Local Talk on North Korea Informs YSU

By Tyler McVicker 
Jambar Contributor

Doug Bandow, the CATO Institute’s North Korea expert and former Special Assistant to Ronald Reagan during his second term, visited Youngstown State University on Oct. 19. The event was hosted by the John Quincy Adams Society.

“Since the John Quincy Adams Society is a strictly non-partisan organization, we like to bring in people from the political spectrum and pulling the little notes of wisdom, knowledge and experiences we can learn from both sides,” Mara McCloud, a senior political science and history major and president of the group, said.

The lecture dealt with the United State’s relationship with North Korea, along with North Korea’s relationship with the rest of the world. Bandow has been to North Korea twice, once in the early ’90s and again this last year.

He discusses his experiences in the country, and how much the social landscape appears to have changed over a 25-year gap.

“When I returned to the country 25 years later, the wealthy class of the country, at least the women, were wearing bright colors and seemed to hold a sense of individuality. This is something that would have never been seen 25 years prior, and it’s mostly due to Ri Sol-ju, wife of Kim Jong Un,” Bandow said.

Although turnout to the talk was low, what was discussed was detailed and informational, with many of the general preconceived notions surrounding North Korea being untrue or misinformed.

“What is interesting about Kim Jong Un is that he does seem different. That’s not to say that he is a nice guy … He does seem very concerned about economic development. He does seem interested in the international stage. Very different from his father and grandfather, not liberal, but very different than what came before,” Bandow said.
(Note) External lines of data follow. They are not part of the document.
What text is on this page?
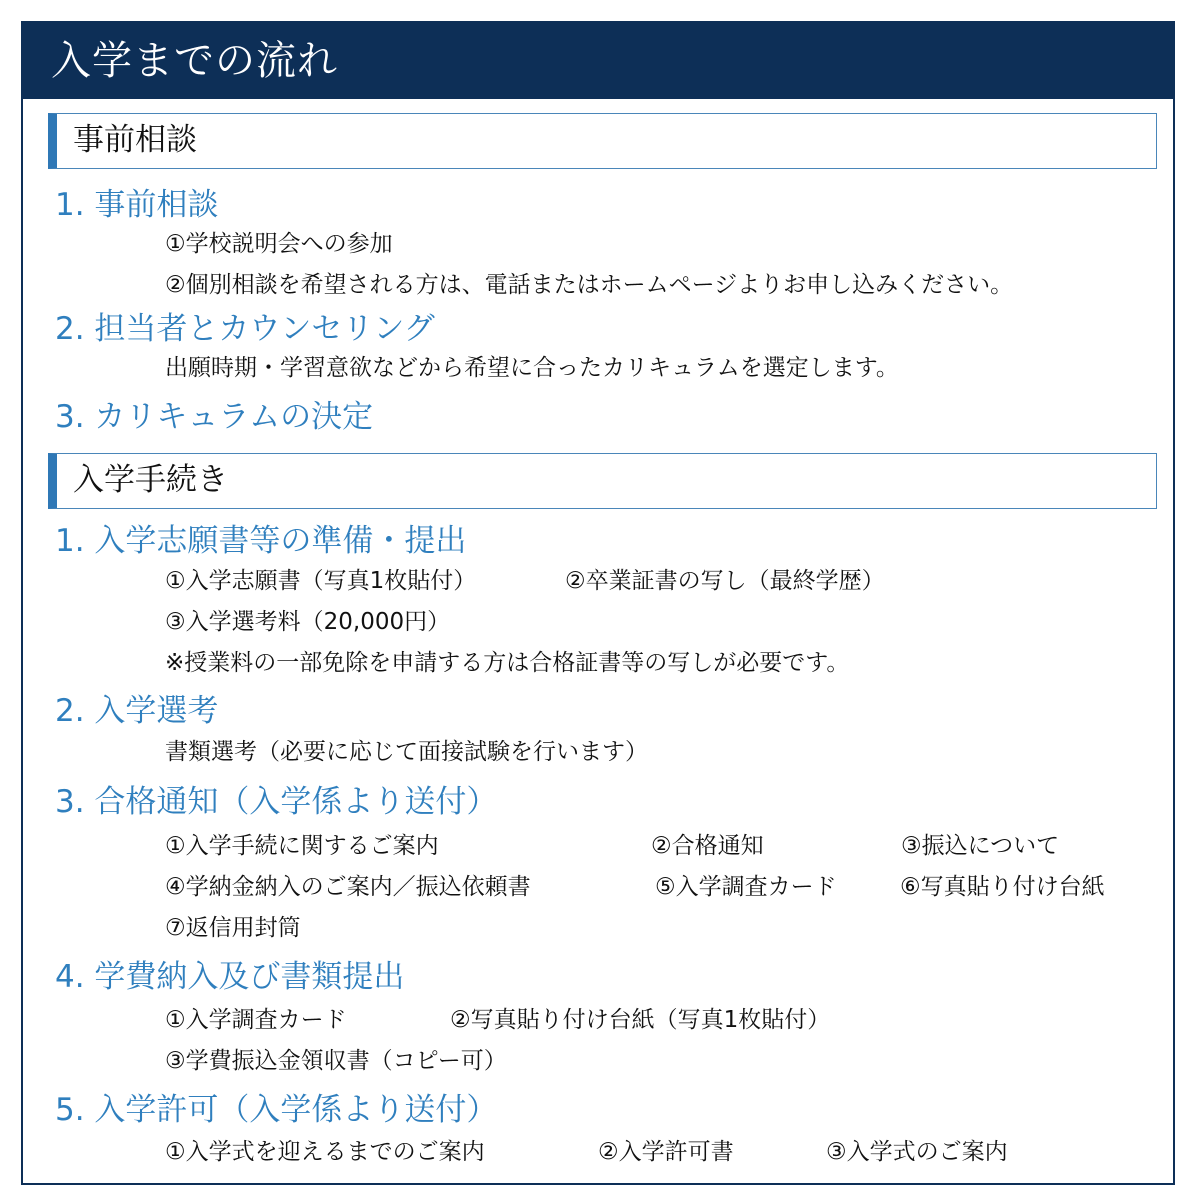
入学までの流れ
事前相談
1. 事前相談
①学校説明会への参加
②個別相談を希望される方は、電話またはホームページよりお申し込みください。
2. 担当者とカウンセリング
出願時期・学習意欲などから希望に合ったカリキュラムを選定します。
3. カリキュラムの決定
入学手続き
1. 入学志願書等の準備・提出
①入学志願書（写真1枚貼付）	②卒業証書の写し（最終学歴）
③入学選考料（20,000円）
※授業料の一部免除を申請する方は合格証書等の写しが必要です。
2. 入学選考
書類選考（必要に応じて面接試験を行います）
3. 合格通知（入学係より送付）
①入学手続に関するご案内	②合格通知	③振込について
④学納金納入のご案内／振込依頼書	⑤入学調査カード	⑥写真貼り付け台紙
⑦返信用封筒
4. 学費納入及び書類提出
①入学調査カード	②写真貼り付け台紙（写真1枚貼付）
③学費振込金領収書（コピー可）
5. 入学許可（入学係より送付）
①入学式を迎えるまでのご案内	②入学許可書	③入学式のご案内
That said, he made sure to stress that the government of North Korea was an evil regime, and during his time in North Korea, many strange things occured.

“Trying to understand North Korea is not to justify them. It is not to give any sense of moral equivalence. This is a monstrous regime. If you had a contest on earth to pick to earth’s most evil regime, North Korea would win most years,” Bandow added.

“The national organization does an amazing job of setting up the chapters with speakers and making sure we get the best events possible,” David Hofsess, junior political science student and vice president of the JQAS, said about the JQAS managing to get such a high profile speaker.

3 comments

  1. Doug Bandow is a pretty high end guy at the libertarian Cato Institute, which is sometimes slagged by purists for trimming its sails and endorsing Beltway-friendly crony capitalism and unrestricted immigration.
    I’ve voted Libertarian when possible since the 1980s, and think libertarian as a sort of default position. I’d been a minor political operative for both major parties. That was enough.
    The libertarians I met were very bright, true believers in their ideological commitment, and deeply pained by an America they believed had gone massively off the rails. The Ohio of 1818 looks pretty good to them in terms of personal moral agency and government restraint
    Hans-Hermann Hoppe offers libertarian theory in his popularly written “Democracy: The God That Failed”. What if the critter called liberal democracy is wrong? Hoppe lays out the case. Worth a read, and I think it may be online. Enjoy.

  2. “ . . . America they believed had gone massively off the rails.”
    Group health insurance is one such derailing idea. Tracing one of its taproots to the 1930s Soviet Union, group health insurance enjoys the protection of both Republicans and Democrats, and, of course, whole armies of enabler institutions and beneficiaries. That it undermines both Republicans’ and Democrats’ platitudes makes no difference.
    It ranks among the most radical and destructive ideas of the post-WWII period. I wrote a huge manuscript about it, “Group: How the Group of Your Unique Group Health Insurance Destroyed Your Mind and Ruined America.”
    Libertarians, also known as classical liberals, ask questions, which makes them something of an endangered species in a very non-libertarian America. Their ideas date to clubby Englishman, republican Dutchmen, cranky Austrians, and the idealized American frontier. Not everyone’s cup of tea, libertarianism offers a framework for thinking that makes for a good bee-ess detector.

  3. FWIW-“liberal”, as currently used in the States, and classical “liberal” are at political antipodes. Bit confusing.

    For a criticism of modern liberalism, also called state liberalism, or sometimes thought of as soft fascism, see Theodore Lowi’s “The End of Liberalism”, in which he uses the phrase interest group liberalism. There’s something related, economist James Buchanan and his public choice theory, although I don’t know much about it.

    Grim reading, but may help explain why meaningful debate doesn’t actually exist anymore.